Despite being very much on the path to a difficult fire season, thanks to below average rains and low snowpacks, local fire officials aren't panicking yet. (BC Wildfire Service)
needed rains

Low snowpack levels not a predictor of bad Island fire season: Coastal Fire Centre

Feb 14, 2024 | 12:27 PM

NANAIMO — Despite a snow pack measured at roughly one third of what it typically is this time of year, regional fire crews aren’t concerned…yet.

As rain deficits increase with each passing month, and warmer than normal temperatures helped dramatically reduce mountain snow in January, the Coastal Fire Centre says a serious fire season is not a lock.

Information officer Kimberly Kelly admitted the “cards are stacked” against the region for another active fire season, it’s still too early to tell whether it will hold true.

“Some of our most active wildfire seasons such as 2003, 2017 and 2018, followed on the heels of deeper than normal snowpack. Really what’s important to us is the amount of rain we receive in June, this generally determines the severity of the fire season.”

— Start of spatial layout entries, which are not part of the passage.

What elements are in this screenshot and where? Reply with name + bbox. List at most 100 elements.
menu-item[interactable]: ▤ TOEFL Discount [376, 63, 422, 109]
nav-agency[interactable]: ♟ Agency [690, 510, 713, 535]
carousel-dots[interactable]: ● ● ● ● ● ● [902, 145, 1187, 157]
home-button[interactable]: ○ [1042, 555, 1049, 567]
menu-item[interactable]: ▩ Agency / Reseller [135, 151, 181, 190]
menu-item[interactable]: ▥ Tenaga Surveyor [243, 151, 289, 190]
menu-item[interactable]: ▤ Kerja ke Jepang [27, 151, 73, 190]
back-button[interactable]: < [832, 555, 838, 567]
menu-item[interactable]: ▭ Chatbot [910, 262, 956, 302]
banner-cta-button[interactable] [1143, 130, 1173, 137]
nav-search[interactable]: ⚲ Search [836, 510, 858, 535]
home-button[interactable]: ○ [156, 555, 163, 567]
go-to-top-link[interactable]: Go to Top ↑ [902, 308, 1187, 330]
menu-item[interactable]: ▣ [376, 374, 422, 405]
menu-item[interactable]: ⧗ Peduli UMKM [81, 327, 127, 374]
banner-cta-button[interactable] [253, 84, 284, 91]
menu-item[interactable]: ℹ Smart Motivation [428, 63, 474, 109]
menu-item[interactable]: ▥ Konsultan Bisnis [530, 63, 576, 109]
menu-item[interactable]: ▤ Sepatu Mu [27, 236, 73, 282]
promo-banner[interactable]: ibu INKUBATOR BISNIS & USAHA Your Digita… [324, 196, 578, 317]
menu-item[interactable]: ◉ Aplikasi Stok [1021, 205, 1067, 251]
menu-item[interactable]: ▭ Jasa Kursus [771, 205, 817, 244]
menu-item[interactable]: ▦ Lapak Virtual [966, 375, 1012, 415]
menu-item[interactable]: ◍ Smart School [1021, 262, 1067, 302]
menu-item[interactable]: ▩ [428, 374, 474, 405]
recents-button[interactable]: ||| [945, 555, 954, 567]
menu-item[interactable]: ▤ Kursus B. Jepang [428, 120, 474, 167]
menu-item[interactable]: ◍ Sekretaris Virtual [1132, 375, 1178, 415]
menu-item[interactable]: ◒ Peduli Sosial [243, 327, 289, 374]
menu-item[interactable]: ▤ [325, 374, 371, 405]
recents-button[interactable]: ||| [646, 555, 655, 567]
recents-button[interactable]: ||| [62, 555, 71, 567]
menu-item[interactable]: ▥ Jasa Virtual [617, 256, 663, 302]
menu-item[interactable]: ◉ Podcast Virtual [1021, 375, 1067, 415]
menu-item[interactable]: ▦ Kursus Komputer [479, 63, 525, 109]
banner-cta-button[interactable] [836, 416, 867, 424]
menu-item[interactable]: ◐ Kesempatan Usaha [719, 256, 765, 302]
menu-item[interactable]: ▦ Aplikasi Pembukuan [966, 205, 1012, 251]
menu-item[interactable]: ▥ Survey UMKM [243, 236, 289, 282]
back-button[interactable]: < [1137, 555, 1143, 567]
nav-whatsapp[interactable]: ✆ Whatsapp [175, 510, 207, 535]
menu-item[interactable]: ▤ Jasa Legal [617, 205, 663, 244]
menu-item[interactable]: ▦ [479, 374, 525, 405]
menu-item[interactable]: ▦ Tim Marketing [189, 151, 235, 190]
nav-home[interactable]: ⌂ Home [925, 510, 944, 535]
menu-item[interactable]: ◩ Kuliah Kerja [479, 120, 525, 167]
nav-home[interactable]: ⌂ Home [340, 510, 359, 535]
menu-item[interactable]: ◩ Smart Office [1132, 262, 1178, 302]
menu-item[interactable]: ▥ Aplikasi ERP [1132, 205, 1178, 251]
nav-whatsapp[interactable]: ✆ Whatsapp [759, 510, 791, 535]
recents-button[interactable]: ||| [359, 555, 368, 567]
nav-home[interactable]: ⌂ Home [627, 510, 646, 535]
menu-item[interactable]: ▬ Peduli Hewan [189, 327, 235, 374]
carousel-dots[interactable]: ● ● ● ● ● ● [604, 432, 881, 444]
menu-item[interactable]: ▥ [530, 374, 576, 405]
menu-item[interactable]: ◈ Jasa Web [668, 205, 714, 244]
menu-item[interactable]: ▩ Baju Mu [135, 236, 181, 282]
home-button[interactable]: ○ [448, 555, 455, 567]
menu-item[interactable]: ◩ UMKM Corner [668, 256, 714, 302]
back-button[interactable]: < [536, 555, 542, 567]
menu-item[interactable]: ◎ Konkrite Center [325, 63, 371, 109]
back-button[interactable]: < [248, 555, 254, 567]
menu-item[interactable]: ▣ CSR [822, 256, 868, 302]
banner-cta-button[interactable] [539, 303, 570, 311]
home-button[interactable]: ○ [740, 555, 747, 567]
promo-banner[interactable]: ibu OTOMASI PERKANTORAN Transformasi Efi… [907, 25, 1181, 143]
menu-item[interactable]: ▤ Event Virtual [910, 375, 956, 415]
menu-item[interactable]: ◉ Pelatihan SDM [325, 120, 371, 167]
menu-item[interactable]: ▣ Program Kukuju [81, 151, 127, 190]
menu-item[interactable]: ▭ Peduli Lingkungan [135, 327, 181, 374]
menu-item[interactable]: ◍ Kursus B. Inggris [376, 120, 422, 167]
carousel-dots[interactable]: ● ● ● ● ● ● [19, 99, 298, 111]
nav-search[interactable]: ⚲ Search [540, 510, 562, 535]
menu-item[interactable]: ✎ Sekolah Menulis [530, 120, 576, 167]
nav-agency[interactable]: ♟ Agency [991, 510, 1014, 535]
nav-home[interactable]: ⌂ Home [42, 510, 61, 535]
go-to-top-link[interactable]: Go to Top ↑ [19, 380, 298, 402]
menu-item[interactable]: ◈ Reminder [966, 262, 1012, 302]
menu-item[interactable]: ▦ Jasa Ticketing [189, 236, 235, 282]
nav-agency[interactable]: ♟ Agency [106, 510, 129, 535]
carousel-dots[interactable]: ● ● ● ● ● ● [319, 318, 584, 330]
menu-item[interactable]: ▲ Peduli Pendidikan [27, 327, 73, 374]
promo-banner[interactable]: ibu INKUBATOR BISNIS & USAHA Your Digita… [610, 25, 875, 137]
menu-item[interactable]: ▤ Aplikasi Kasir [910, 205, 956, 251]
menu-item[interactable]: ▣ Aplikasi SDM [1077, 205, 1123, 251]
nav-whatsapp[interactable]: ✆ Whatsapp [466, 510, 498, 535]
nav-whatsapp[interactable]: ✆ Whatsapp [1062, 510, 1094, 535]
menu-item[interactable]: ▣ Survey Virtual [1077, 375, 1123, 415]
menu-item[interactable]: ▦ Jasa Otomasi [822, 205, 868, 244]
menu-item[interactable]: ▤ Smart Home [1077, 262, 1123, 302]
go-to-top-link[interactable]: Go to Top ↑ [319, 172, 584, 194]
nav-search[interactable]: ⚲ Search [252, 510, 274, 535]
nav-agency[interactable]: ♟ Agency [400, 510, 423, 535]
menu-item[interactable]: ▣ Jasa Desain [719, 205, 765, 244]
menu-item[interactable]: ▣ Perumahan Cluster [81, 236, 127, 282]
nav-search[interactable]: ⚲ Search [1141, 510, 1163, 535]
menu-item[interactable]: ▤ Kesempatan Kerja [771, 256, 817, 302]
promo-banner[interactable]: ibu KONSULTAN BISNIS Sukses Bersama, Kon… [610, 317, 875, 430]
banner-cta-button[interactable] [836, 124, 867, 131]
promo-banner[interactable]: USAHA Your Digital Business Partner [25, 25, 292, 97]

She said it was a “common misconception” linking snow pack to severity of fire season.

Kelly added long term forecasts aren’t able to accurately predict precipitation levels in June, where an average of 43.4 millimetres of rain typically falls.

Last June, only around half the average rainfall occurred in the region with 28.7 millimetres falling.

Conditions in 2022 however were much more favourable with extended rainfall through the spring and into a classing Island ‘June-uary’.

Kelly said their main concern at the moment is increasing public education regarding human-caused wildfires, which accounted for 53 per cent of all starts on the Island last summer.

“It’s going to take us all, whether it is that prevention piece and people understanding how to recreate…in our backcountry. Or being there and detecting wildfires, reporting them to us early and often, keeping an eye on that wildfire map so you can keep yourself and your family safe.”

The Island was largely spared through a damaging and fatal fire season in B.C. in 2023, with remote-area fires near Sayward and Cameron Lake largely causing travel-related issues.